Anonymous 0 Comments

Probes have shown that asteroids are coated in dust, so over a long enough time so would the exterior of a space station

Anonymous 0 Comments

That was actually a plot point in the movie Sunshine. They find an abandoned spaceship and there is dust covering everything. Someone asked “how can there be dust?” and someone else answered (something like) “80% of dust is human skin.”

Anonymous 0 Comments

there are tiny particles in space and do collide with orbiting objects these suffer from orbital drag as the impacts and the tiny amount of atmosphere slow them down. This means that unless orbiting objects are fairly regularly boosted into a higher object they will fall back down to Earth, so before they can get “soot covered” they will be crashing back down to Earth.

Anonymous 0 Comments

Absolutely it would, they have to clean the ISS regularly to remove such, in space the physics are different and it’s a very different environment but dirt is dirt and dust is dust, it will eventually collect or land on some surface or another. Planets were made of a collection of mass dirt/dust/minerals ect at some point during it’s creation

Anonymous 0 Comments

When you sit in your house right now dust falls on flat surfaces because of gravity. This happens in space too. Anything that exists exerts gravity and will pull other things (dust or anything else) towards itself.

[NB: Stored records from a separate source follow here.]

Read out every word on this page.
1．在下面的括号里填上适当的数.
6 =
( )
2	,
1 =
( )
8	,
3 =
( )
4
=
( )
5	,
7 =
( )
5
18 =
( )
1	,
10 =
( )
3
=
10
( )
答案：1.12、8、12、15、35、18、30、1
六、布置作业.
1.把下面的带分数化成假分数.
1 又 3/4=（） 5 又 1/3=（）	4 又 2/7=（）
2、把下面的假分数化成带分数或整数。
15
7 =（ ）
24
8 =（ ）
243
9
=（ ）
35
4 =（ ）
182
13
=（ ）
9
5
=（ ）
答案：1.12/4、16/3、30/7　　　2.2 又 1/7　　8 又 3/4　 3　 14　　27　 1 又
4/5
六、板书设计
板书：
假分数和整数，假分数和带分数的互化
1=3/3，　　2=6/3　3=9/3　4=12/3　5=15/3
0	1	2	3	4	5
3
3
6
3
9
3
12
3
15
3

There is also one other thing at work too. Electricity. This works the same way that you can rub a balloon and then stick it to yourself. Same thing happens to small dust particles. Any particle that has a charge relative to you will be attracted to you and will stick to you.

Anonymous 0 Comments

I can’t find an article about it for some reason, but the outside of the ISS is covered with rocket exhaust residue. It is quite noticeable in some spots, too.